まず、一人目の郭力嘉氏は社内アンバサダーに応募した理由を次のように話す。
「元々、社会課題解決について関心があり、MUFGという企業を通して地域に貢献できるような居心地の良い場所をつくりたい、そして私もその場所の一員になりたいと思い、応募しました」
郭氏は、開園に向けた取り組みとして『Main Park Area』『Universal Area』『Forest Area』『Greeting Street』という、各エリアの名称づくりに関わった。名称にはその場所の特性が反映されており、MUFGを身近に感じてもらう仕掛けも施されている。
「まちライブラリーを構えた大きい広場ということで『Main Park Area』。バーベキューなどいろいろな用途で使って欲しい『Universal Area』。さまざまな植物や生物が息づく森のように発展して欲しい『Forest Area』。そして、いろいろな方が挨拶を交わす場所という意味を込めて『Greeting Street』を設けました。 この名称を通して、少しでも当社に親しみ感じていただけたらと思い、頭文字をつなげて読むと『MUFG』となるように工夫しました」
続いて2人目の大石龍氏は、社内アンバサダーとして食をテーマにしたイベントを企画。その内容を次のように話す。
「西東京市だからこそのイベントにしたいという思いが強かったため、地元住民の方が参加できるマルシェを企画しました。また、西東京市の自然豊かな環境を生かすために有機農業や豆腐づくり体験なども企画しました」
3人目の高橋絵莉香氏は自然チームの一員として、昆虫ライトトラップ、そしてクリスマスリースづくりのイベントを企画した。
「昆虫ライトトラップは、夜の虫を観察してみようというイベントです。 都会で過ごす子どもたちに、MUFG PARKを通じて、生き物の魅力を伝えたいという思いで企画しました。 また、クリスマスリースづくりは、MUFG PARKでしか出会えない自然と触れ合いながら、創作活動ができる、そんな場所を提供したく企画したんです」
そのほか、オープン後はスポーツ縁日や青空ヨガ、防災フェスタなどMUFG PARKを活用した社内アンバサダーによる企画イベントは、今後、随時実施していく予定だと言う。
「つながりを生む公園」を通して実現するこれからのまちづくり
コロナ禍で、人とのつながりを物理的に絶たれた経験を経て、オンラインではなくリアルで交流する場の価値を改めて再認識した人も多いだろう。

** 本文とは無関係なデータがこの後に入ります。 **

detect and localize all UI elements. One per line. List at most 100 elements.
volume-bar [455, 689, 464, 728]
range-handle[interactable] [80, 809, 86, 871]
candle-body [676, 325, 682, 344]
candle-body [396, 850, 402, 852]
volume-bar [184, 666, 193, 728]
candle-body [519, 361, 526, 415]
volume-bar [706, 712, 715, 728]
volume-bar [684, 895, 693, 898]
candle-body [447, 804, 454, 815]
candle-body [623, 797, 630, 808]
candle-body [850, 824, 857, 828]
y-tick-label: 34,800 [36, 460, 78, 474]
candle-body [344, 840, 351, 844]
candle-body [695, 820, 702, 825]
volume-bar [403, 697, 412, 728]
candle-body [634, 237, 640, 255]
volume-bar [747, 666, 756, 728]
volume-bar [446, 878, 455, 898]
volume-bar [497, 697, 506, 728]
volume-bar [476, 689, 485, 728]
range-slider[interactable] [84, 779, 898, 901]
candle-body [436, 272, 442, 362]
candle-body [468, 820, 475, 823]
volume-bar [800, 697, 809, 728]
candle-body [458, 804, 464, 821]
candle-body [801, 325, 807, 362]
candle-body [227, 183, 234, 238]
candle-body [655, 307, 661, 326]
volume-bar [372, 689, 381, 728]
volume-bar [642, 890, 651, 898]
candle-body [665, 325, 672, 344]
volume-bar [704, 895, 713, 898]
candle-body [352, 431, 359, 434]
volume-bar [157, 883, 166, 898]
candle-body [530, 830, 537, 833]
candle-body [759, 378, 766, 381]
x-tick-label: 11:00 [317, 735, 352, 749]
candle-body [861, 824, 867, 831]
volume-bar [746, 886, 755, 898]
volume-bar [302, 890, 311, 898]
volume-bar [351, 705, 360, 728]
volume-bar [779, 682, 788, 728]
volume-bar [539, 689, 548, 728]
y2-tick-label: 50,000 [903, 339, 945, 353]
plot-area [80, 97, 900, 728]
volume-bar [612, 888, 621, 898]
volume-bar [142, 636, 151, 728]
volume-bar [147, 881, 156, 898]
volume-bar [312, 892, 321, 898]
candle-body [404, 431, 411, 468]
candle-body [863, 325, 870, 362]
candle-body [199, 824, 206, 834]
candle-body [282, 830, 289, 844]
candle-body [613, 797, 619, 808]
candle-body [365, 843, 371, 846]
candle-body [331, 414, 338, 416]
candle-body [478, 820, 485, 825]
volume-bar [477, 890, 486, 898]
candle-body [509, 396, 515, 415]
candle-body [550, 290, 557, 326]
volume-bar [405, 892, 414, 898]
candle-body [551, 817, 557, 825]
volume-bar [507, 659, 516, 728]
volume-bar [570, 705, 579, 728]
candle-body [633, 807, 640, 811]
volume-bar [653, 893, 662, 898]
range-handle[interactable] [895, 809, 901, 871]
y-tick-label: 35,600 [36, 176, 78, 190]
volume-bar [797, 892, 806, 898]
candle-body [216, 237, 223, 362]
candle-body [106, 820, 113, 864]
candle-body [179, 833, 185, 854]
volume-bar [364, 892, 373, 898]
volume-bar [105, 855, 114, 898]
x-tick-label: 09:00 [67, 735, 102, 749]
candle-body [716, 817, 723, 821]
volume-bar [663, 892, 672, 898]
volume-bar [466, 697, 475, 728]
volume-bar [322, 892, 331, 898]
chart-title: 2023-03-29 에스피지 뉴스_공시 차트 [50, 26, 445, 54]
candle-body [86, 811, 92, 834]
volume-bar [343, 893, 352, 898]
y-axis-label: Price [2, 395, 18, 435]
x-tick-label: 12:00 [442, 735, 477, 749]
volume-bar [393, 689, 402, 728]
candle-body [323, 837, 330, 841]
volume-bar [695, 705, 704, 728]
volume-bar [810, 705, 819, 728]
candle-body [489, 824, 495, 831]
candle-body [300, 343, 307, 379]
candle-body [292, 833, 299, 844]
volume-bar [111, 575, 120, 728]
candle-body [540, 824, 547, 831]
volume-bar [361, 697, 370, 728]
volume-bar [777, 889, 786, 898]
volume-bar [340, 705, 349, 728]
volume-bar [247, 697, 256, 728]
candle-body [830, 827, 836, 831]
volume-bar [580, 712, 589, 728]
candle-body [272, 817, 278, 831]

その点、MUFG PARKのような広大な緑地スペースは、子供が遊んだりスポーツをしたりといった用途に限らず、リアルでの人とのつながりやコミュニティ形成を行うのにも適した場所だ。スポーツ施設の設置だけでなく、市民参加型のイベントを随時実施することで、人同士がつながるきっかけを提供することができる。

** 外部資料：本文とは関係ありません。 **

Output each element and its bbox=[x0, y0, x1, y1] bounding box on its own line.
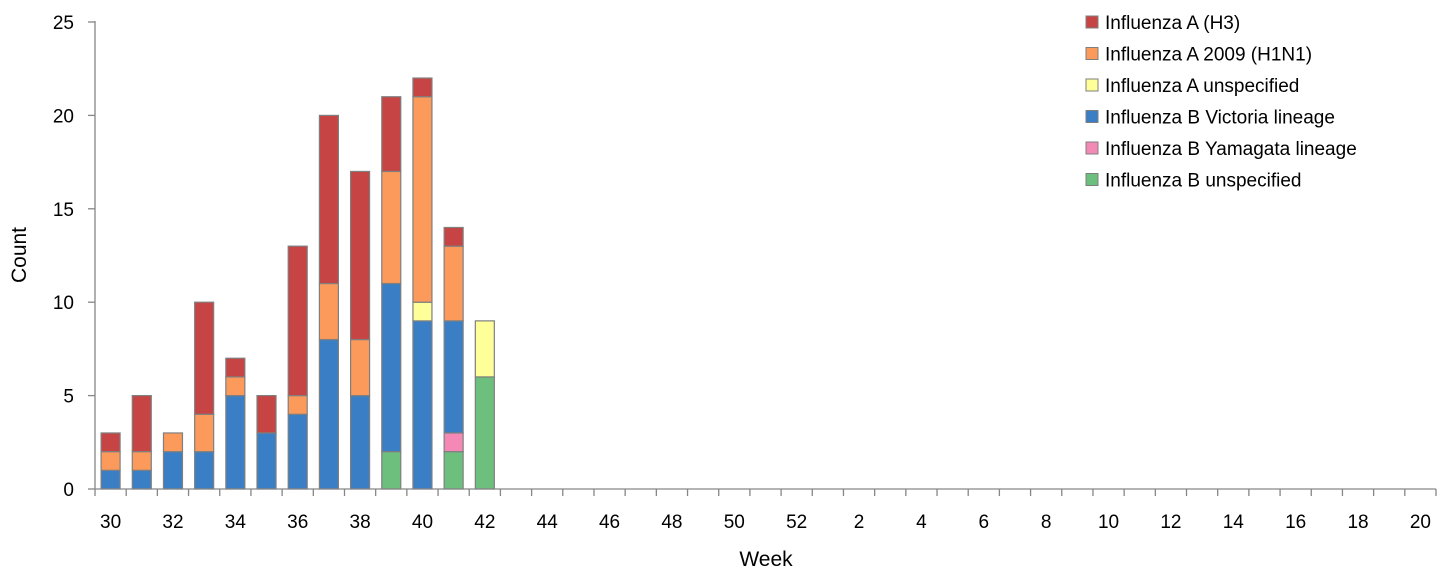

今回のMUFG PARKも、今後は食・農体験や自然学習、「モルック」や「ボッチャ」などのニュースポーツ体験を提供しながら、人同士がつながるきっかけとなるような新たな場を創出していくようだ。
このような取り組みを通じて場の価値が高まれば、訪れる人が増えて周辺の価値も高まり、地域活性化につながるといった循環も考えられる。市と企業が連携して取り組むMUFG PARKは、これからの「まちづくり」を考えるヒントになるかもしれない。